Best way to persist different datasets in scaling workers

I have an application that contain ‘zones’ each zone loads a big dataset (that sadly can’t be partitioned). Then each zone will fire hundres of thosands of tasks that each read this dataset and perform some operations and train a model.

Currently I launch zones with fire and forget, and each zone does its loading and stores the dataset in a shared volume. Each task will then load its dataset and do its operations.
But this creates a big redundancy of loading the same dataset from disk multiple times.

Now I know that there is a method called scatter that perists the data in the workers and the scheduler will do its best to ensure tasks go to workers that already have the dataset loaded.
But, since workers should increase with load, new workers won’t have the dataset preloaded. (As per mentioned in the docs, where broadcast=True only works affects current workers). The scaling involves running new pods in a k8s cluster.

My question would be do you have any recommendations or any features that I’m missing that can help solve this problem? Or is dask distributed not ideal in this scenario? I’m also not opposed to manually creating the necessary workers, even if it’s not the ideal solution.

Thank you in advance.

Hi @edgar-s-silva-alb, welcome to Dask community!

What would really help for a better answer here would be a small MVCE demonstrating your use case. That said, I’ll try to answer several points or ask for precisions.

How big?

That’s a lot of tasks! Any possibility to fire less of those?

Scatter shouldn’t be affected by scaling of Workers. If a new worker needs the data, it will be transferred from one worker to another. Dask should handle this case well.

Moreover, broadcast is currently not effective by default in order to avoid too much memory pressure. But you shouldn’t use it in your case. Just scatter your zones, or persist them in memory if it is read from Workers (which would be the better).

Hey, thanks for taking the time.

It varies but let’s say around 2 GB for each zone.

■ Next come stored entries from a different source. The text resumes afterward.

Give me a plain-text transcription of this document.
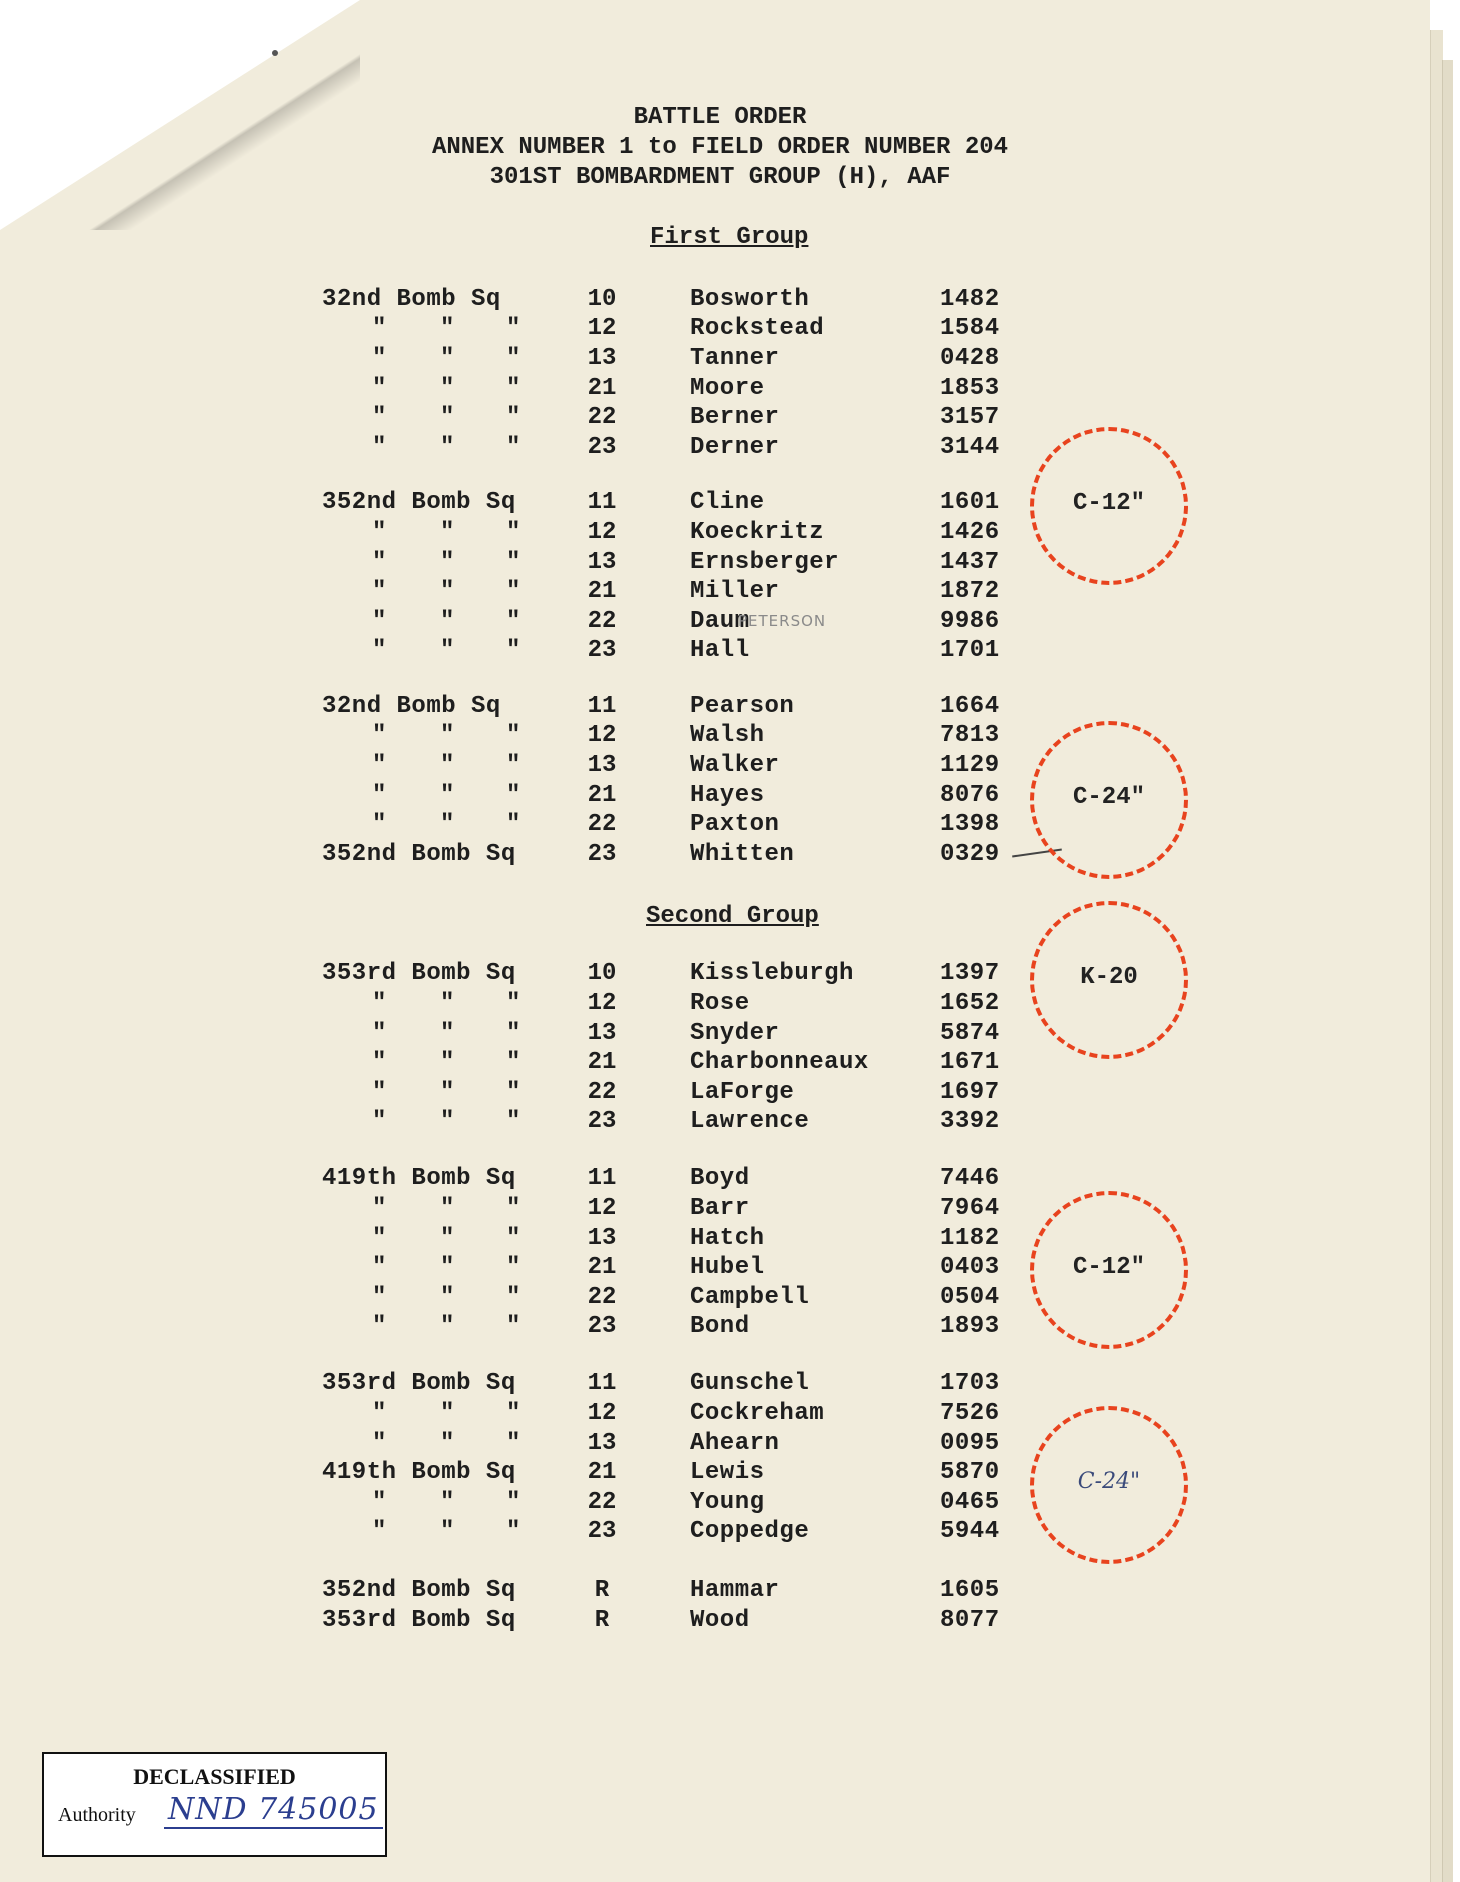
BATTLE ORDER
ANNEX NUMBER 1 to FIELD ORDER NUMBER 204
301ST BOMBARDMENT GROUP (H), AAF
First Group
Second Group
32nd Bomb Sq	10	Bosworth	1482
" " "	12	Rockstead	1584
" " "	13	Tanner	0428
" " "	21	Moore	1853
" " "	22	Berner	3157
" " "	23	Derner	3144
352nd Bomb Sq	11	Cline	1601
" " "	12	Koeckritz	1426
" " "	13	Ernsberger	1437
" " "	21	Miller	1872
" " "	22	Daum	9986
" " "	23	Hall	1701
32nd Bomb Sq	11	Pearson	1664
" " "	12	Walsh	7813
" " "	13	Walker	1129
" " "	21	Hayes	8076
" " "	22	Paxton	1398
352nd Bomb Sq	23	Whitten	0329
353rd Bomb Sq	10	Kissleburgh	1397
" " "	12	Rose	1652
" " "	13	Snyder	5874
" " "	21	Charbonneaux	1671
" " "	22	LaForge	1697
" " "	23	Lawrence	3392
419th Bomb Sq	11	Boyd	7446
" " "	12	Barr	7964
" " "	13	Hatch	1182
" " "	21	Hubel	0403
" " "	22	Campbell	0504
" " "	23	Bond	1893
353rd Bomb Sq	11	Gunschel	1703
" " "	12	Cockreham	7526
" " "	13	Ahearn	0095
419th Bomb Sq	21	Lewis	5870
" " "	22	Young	0465
" " "	23	Coppedge	5944
352nd Bomb Sq	R	Hammar	1605
353rd Bomb Sq	R	Wood	8077
PETERSON
C-12"
C-24"
K-20
C-12"
C-24"
DECLASSIFIED
Authority NND 745005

That’s the number of models I need to train, the only thing I could do is some sort of grouping.

How would I persist it in the workers memory?

So to try to better explain the case, here is a simplified version of my corrent approach:

def orchestrator():
    cluster = # Create a cluster with autoscalling workers (with resources for seperating zones from jobs)
    client = Client(cluster)

    zones = [1, 2, 3]
    for zone in zones:
        fire_and_forget(client.submit(zone_training, zone))


def zone_training(zone):
    dataset = load_dataset_from_database(zone)
    dataset = preprocess_dataset(dataset)

    #Right now instead of passing the dataset, I'm passing the dataset location on shared volume
    daset_location = save_dataset_to_shared_volume(dataset)

    for job in dataset.jobs:  # Let's say that are 100 000 unique things to train in the dataset
        jobs = client.submit(training_job, zone, job, dataset_location, pure=False)

    for future, result in as_completed(jobs, with_results=True):
        print("Hey, I got my trained model")


def training_job(zone, job, dataset_location):
    dataset = load_dataset_from_shared_volume(dataset_location)

    processed_dataset = process_dataset(zone, job)
    model = train_model(processed_dataset)

    return model

The idea here is to make sure each worker keeps the dataset in memory for future jobs of the same zone, instead of what I’m doing currenly of loading the dataset each time.

Be just careful to not have every zone loaded in the same Worker memory at once… Not sure if this is really possible.

You might have to at some point to avoid generating too many tasks.

I believe scatter would almost be the same in the end, the important point is to read the data from a Worker, using Delayed or Future for submitting your reading method. Then just use Client.persist, to make sure it is loaded and kept into memory.

I guess you could just keep the Future pointing to your zone/dataset once you’ve loaded it, and just take this Future in input to your training_job instead of a disk location.